SECTION 5. Effect on the Securities Exchange Agreement. Except as
amended hereby, the Securities Exchange Agreement and the other Note Documents
shall remain in full force and effect. Nothing in this Amendment shall be deemed
to (i) except as set forth herein, constitute a waiver of compliance by any of
the Coram Parties of any term, provision or condition of the Securities Exchange
Agreement or any other instrument or agreement referred to therein or under the
Note Documents or (ii) prejudice any right or remedy that any Noteholder may now
have or may have in the future under or in connection with the Securities
Exchange Agreement or any other Note Document.
SECTION 6. Counterparts. This Amendment may be executed in any number
of counterparts and by different parties hereto in separate counterparts, each
of which when so executed and delivered shall be deemed to be an original and
all of which taken together constitute one and the same agreement.

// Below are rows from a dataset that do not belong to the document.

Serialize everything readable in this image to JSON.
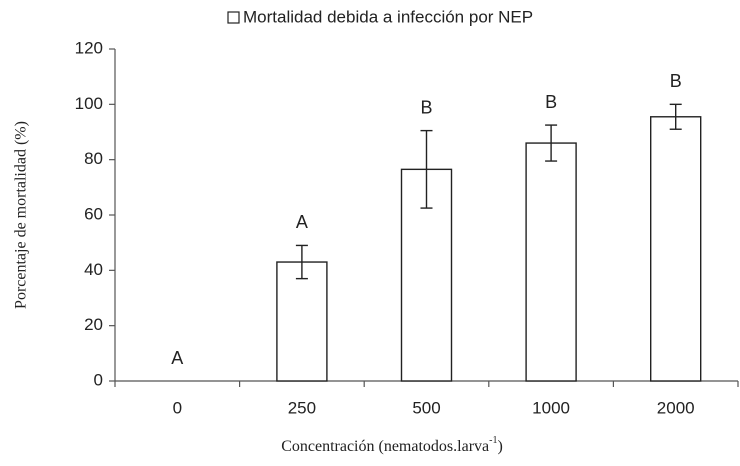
{
  "chart_data": {
    "type": "bar",
    "legend_label": "Mortalidad debida a infección por NEP",
    "x_label": [
      "Concentración (nematodos.larva",
      "-1",
      ")"
    ],
    "y_label": "Porcentaje de mortalidad (%)",
    "categories": [
      "0",
      "250",
      "500",
      "1000",
      "2000"
    ],
    "values": [
      0,
      43,
      76.5,
      86,
      95.5
    ],
    "errors": [
      0,
      6,
      14,
      6.5,
      4.5
    ],
    "annotations": [
      "A",
      "A",
      "B",
      "B",
      "B"
    ],
    "color": "#ffffff",
    "ylim": [
      0,
      120
    ],
    "yticks": [
      0,
      20,
      40,
      60,
      80,
      100,
      120
    ],
    "grid": false
  }
}
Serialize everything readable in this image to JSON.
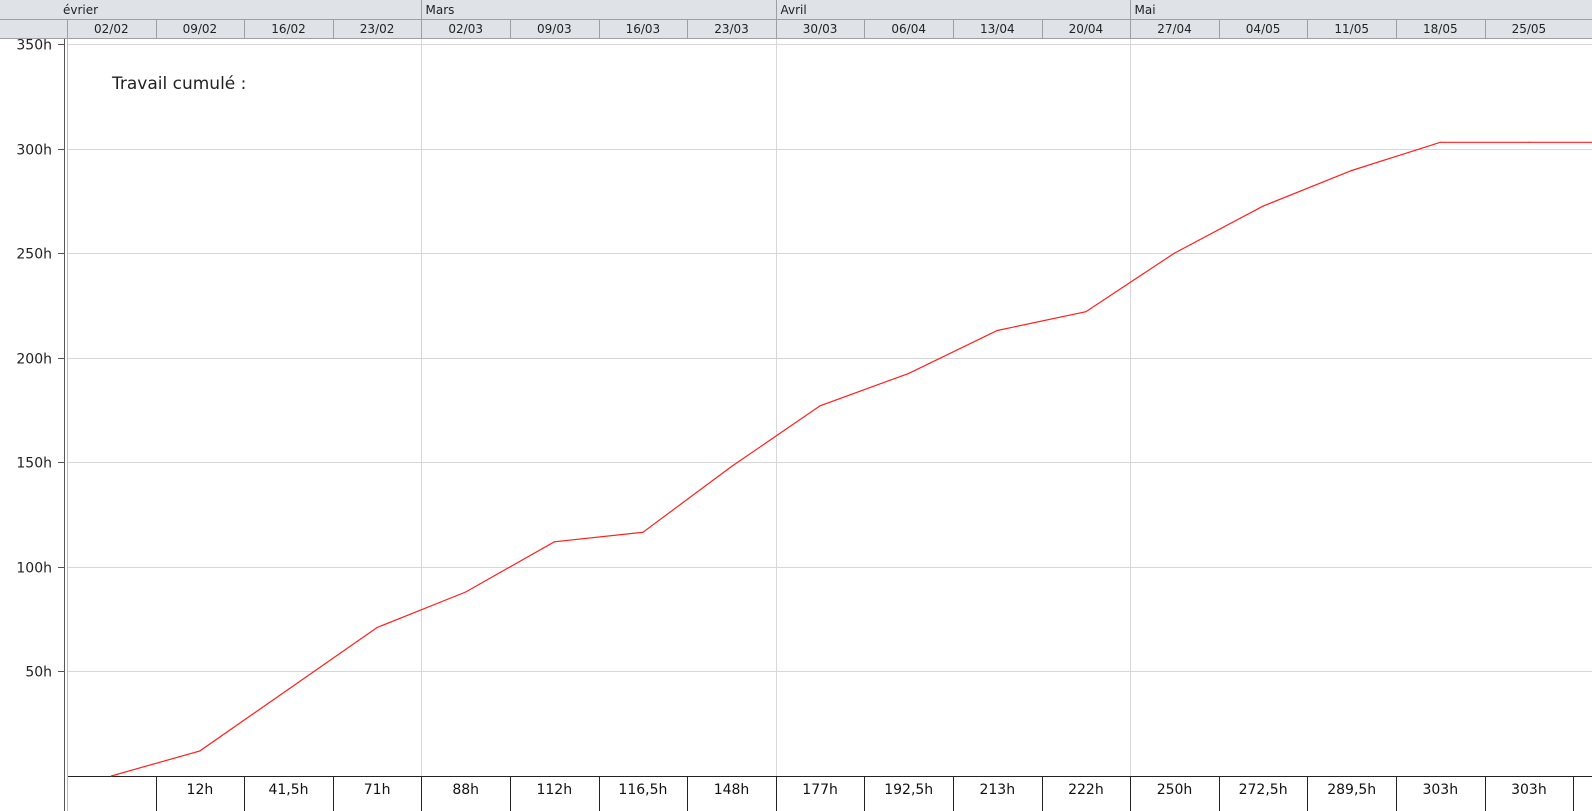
{
  "colors": {
    "line": "#ff1e1e",
    "header_bg": "#dfe3e8",
    "header_border": "#9aa0a6",
    "grid": "#d7d7d7",
    "axis": "#555555"
  },
  "chart_data": {
    "type": "line",
    "title": "Travail cumulé :",
    "ylim": [
      0,
      350
    ],
    "yticks": [
      {
        "value": 50,
        "label": "50h"
      },
      {
        "value": 100,
        "label": "100h"
      },
      {
        "value": 150,
        "label": "150h"
      },
      {
        "value": 200,
        "label": "200h"
      },
      {
        "value": 250,
        "label": "250h"
      },
      {
        "value": 300,
        "label": "300h"
      },
      {
        "value": 350,
        "label": "350h"
      }
    ],
    "months": [
      {
        "label": "évrier",
        "start_week": 0
      },
      {
        "label": "Mars",
        "start_week": 4
      },
      {
        "label": "Avril",
        "start_week": 8
      },
      {
        "label": "Mai",
        "start_week": 12
      }
    ],
    "weeks": [
      "02/02",
      "09/02",
      "16/02",
      "23/02",
      "02/03",
      "09/03",
      "16/03",
      "23/03",
      "30/03",
      "06/04",
      "13/04",
      "20/04",
      "27/04",
      "04/05",
      "11/05",
      "18/05",
      "25/05"
    ],
    "series": [
      {
        "name": "Travail cumulé",
        "values": [
          0,
          12,
          41.5,
          71,
          88,
          112,
          116.5,
          148,
          177,
          192.5,
          213,
          222,
          250,
          272.5,
          289.5,
          303,
          303
        ]
      }
    ],
    "value_labels": [
      "",
      "12h",
      "41,5h",
      "71h",
      "88h",
      "112h",
      "116,5h",
      "148h",
      "177h",
      "192,5h",
      "213h",
      "222h",
      "250h",
      "272,5h",
      "289,5h",
      "303h",
      "303h"
    ]
  }
}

SECTION 7. Governing Law. The validity, interpretation and enforcement
of this Amendment shall be governed by, and construed in accordance with, the
laws of the State of New York, without regard to the conflict of laws principles
thereof.
SECTION 8. Headings. Section headings in this Amendment are included
herein for the convenience of reference only and shall not constitute part of
this Amendment for any other purpose.
SECTION 9. References. References herein and in the other Note
Documents to the "Securities Exchange Agreement", "this Agreement", "hereunder",
"hereof", or words of like import referring to the Securities Exchange
Agreement, shall mean and be a reference to the Securities Exchange Agreement as
amended hereby.
SECTION 10. Senior Loan Agreement. The parties hereto agree to
negotiate in good faith with a view to proceeding to definitive documentation
with respect to the Senior Loan Agreement as soon as is reasonably practicable
following the date hereof. IN WITNESS WHEREOF, the parties hereto have caused
this Amendment to be executed and delivered by their proper and duly authorized
officers as of the date set forth above.